This was the first chill to my enthusiasm about the Free States. Colored people were allowed to ride in a filthy box, behind white people, at the south, but there they were not required to pay for the privilege. It made me sad to find how the north aped the customs of slavery.
We were stowed away in a large, rough car, with windows on each side, too high for us to look out without standing up. It was crowded with people, apparently of all nations. There were plenty of beds and cradles, containing screaming and kicking babies. Every other man had a cigar or pipe in his mouth, and jugs of whiskey were handed round freely. The fumes of the whiskey and the dense tobacco smoke were sickening to my senses, and my mind was equally nauseated by the coarse jokes and ribald songs around me. It was a very disagreeable ride. Since that time there has been some improvement in these matters.
XXXII. The Meeting Of Mother And Daughter.
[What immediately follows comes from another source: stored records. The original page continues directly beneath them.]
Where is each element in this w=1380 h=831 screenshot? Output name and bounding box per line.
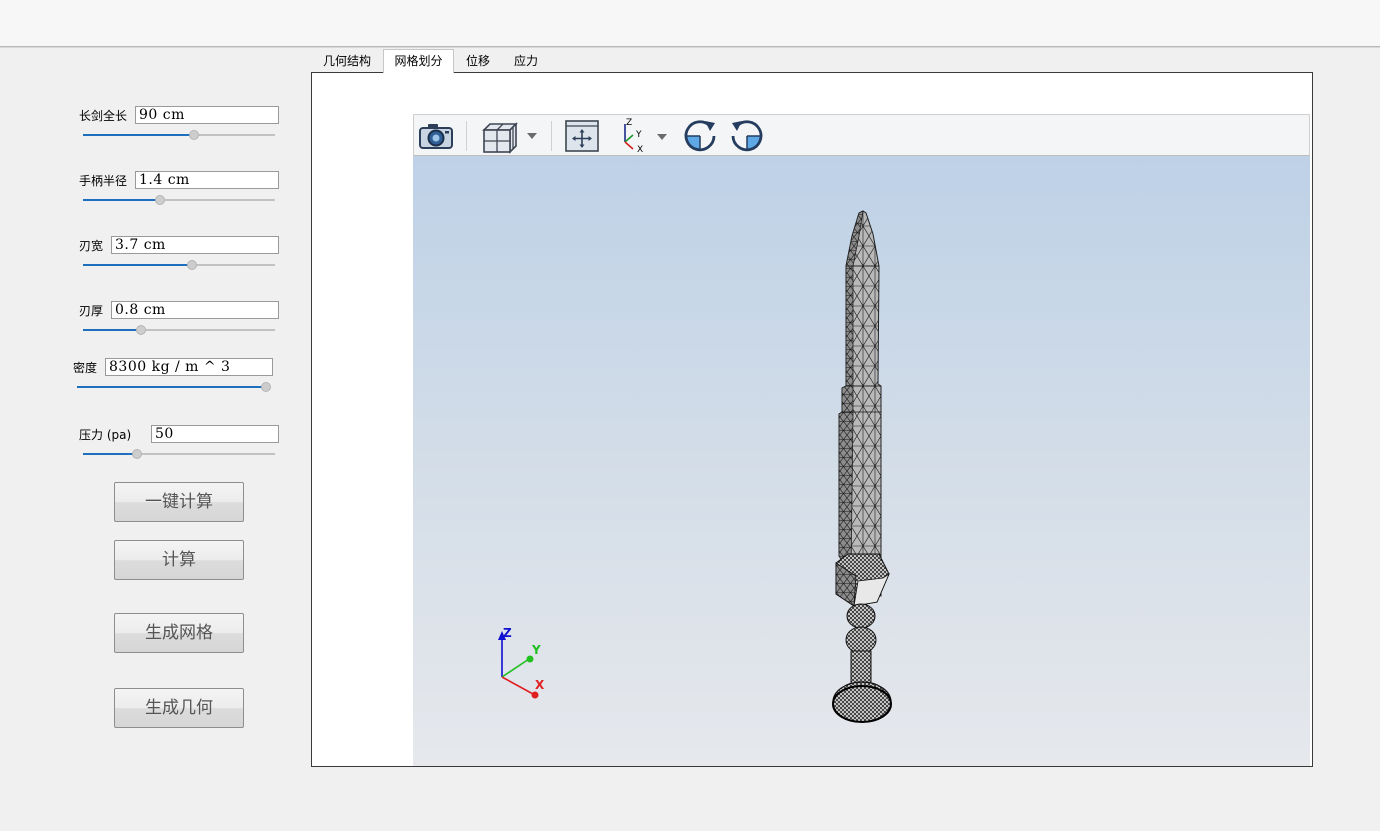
- blade-width-slider[interactable]: [83, 259, 275, 271]
- viewport-canvas[interactable]: Z Y X: [413, 156, 1310, 766]
- view-cube-icon[interactable]: [478, 118, 540, 154]
- tab-displacement[interactable]: 位移: [456, 50, 500, 72]
- window-title-bar: [0, 0, 1380, 47]
- tab-mesh[interactable]: 网格划分: [383, 49, 454, 73]
- fit-view-icon[interactable]: [563, 118, 601, 154]
- toolbar-separator: [466, 121, 467, 151]
- length-input[interactable]: 90 cm: [135, 106, 279, 124]
- param-label-blade-thickness: 刃厚: [79, 304, 104, 318]
- axes-glyph-x: X: [637, 145, 643, 154]
- param-label-handle-radius: 手柄半径: [79, 174, 128, 188]
- calculate-button[interactable]: 计算: [114, 540, 244, 580]
- blade-thickness-slider[interactable]: [83, 324, 275, 336]
- length-slider[interactable]: [83, 129, 275, 141]
- param-label-pressure: 压力 (pa): [79, 428, 132, 442]
- handle-radius-slider[interactable]: [83, 194, 275, 206]
- triad-label-x: X: [535, 678, 545, 692]
- blade-thickness-input[interactable]: 0.8 cm: [111, 301, 279, 319]
- tab-stress[interactable]: 应力: [504, 50, 548, 72]
- one-click-calculate-button[interactable]: 一键计算: [114, 482, 244, 522]
- toolbar-separator: [551, 121, 552, 151]
- axes-glyph-y: Y: [635, 130, 642, 140]
- pressure-slider[interactable]: [83, 448, 275, 460]
- sword-mesh-render: Z Y X: [498, 210, 892, 723]
- param-label-density: 密度: [73, 361, 98, 375]
- axes-orientation-icon[interactable]: Z Y X: [617, 118, 673, 154]
- density-slider[interactable]: [77, 381, 271, 393]
- pressure-input[interactable]: 50: [151, 425, 279, 443]
- camera-icon[interactable]: [417, 118, 455, 154]
- blade-width-input[interactable]: 3.7 cm: [111, 236, 279, 254]
- divider: [0, 47, 1380, 48]
- generate-geometry-button[interactable]: 生成几何: [114, 688, 244, 728]
- triad-label-z: Z: [503, 626, 512, 640]
- orientation-triad: Z Y X: [498, 626, 545, 699]
- sword-blade: [838, 210, 882, 597]
- density-input[interactable]: 8300 kg / m ^ 3: [105, 358, 273, 376]
- viewer-toolbar: Z Y X: [413, 114, 1310, 156]
- axes-glyph-z: Z: [626, 118, 632, 128]
- mesh-viewer: Z Y X Z Y X: [413, 114, 1310, 766]
- generate-mesh-button[interactable]: 生成网格: [114, 613, 244, 653]
- rotate-ccw-icon[interactable]: [727, 118, 767, 154]
- handle-radius-input[interactable]: 1.4 cm: [135, 171, 279, 189]
- sword-guard: [835, 553, 890, 607]
- triad-label-y: Y: [531, 643, 541, 657]
- rotate-cw-icon[interactable]: [680, 118, 720, 154]
- param-label-blade-width: 刃宽: [79, 239, 104, 253]
- sword-handle: [832, 603, 892, 723]
- param-label-length: 长剑全长: [79, 109, 128, 123]
- tab-geometry[interactable]: 几何结构: [312, 50, 382, 72]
When we arrived in New York, I was half crazed by the crowd of coachmen calling out, “Carriage, ma’am?” We bargained with one to take us to Sullivan Street for twelve shillings. A burly Irishman stepped up and said, “I’ll tak’ ye for sax shillings.” The reduction of half the price was an object to us, and we asked if he could take us right away. “Troth an I will, ladies,” he replied. I noticed that the hackmen smiled at each other, and I inquired whether his conveyance was decent. “Yes, it’s dacent it is, marm. Devil a bit would I be after takin’ ladies in a cab that was not dacent.” We gave him our checks. He went for the baggage, and soon reappeared, saying, “This way, if you plase, ladies.” We followed, and found our trunks on a truck, and we were invited to take our seats on them. We told him that was not what we bargained for, and he must take the trunks off. He swore they should not be touched till we had paid him six shillings. In our situation it was not prudent to attract attention, and I was about to pay him what he required, when a man near by shook his head for me not to do it. After a great ado we got rid of the Irishman, and had our trunks fastened on a hack. We had been recommended to a boarding-house in Sullivan Street, and thither we drove. There Fanny and I separated. The Anti-Slavery Society provided a home for her, and I afterwards heard of her in prosperous circumstances. I sent for an old friend from my part of the country, who had for some time been doing business in New York. He came immediately. I told him I wanted to go to my daughter, and asked him to aid me in procuring an interview.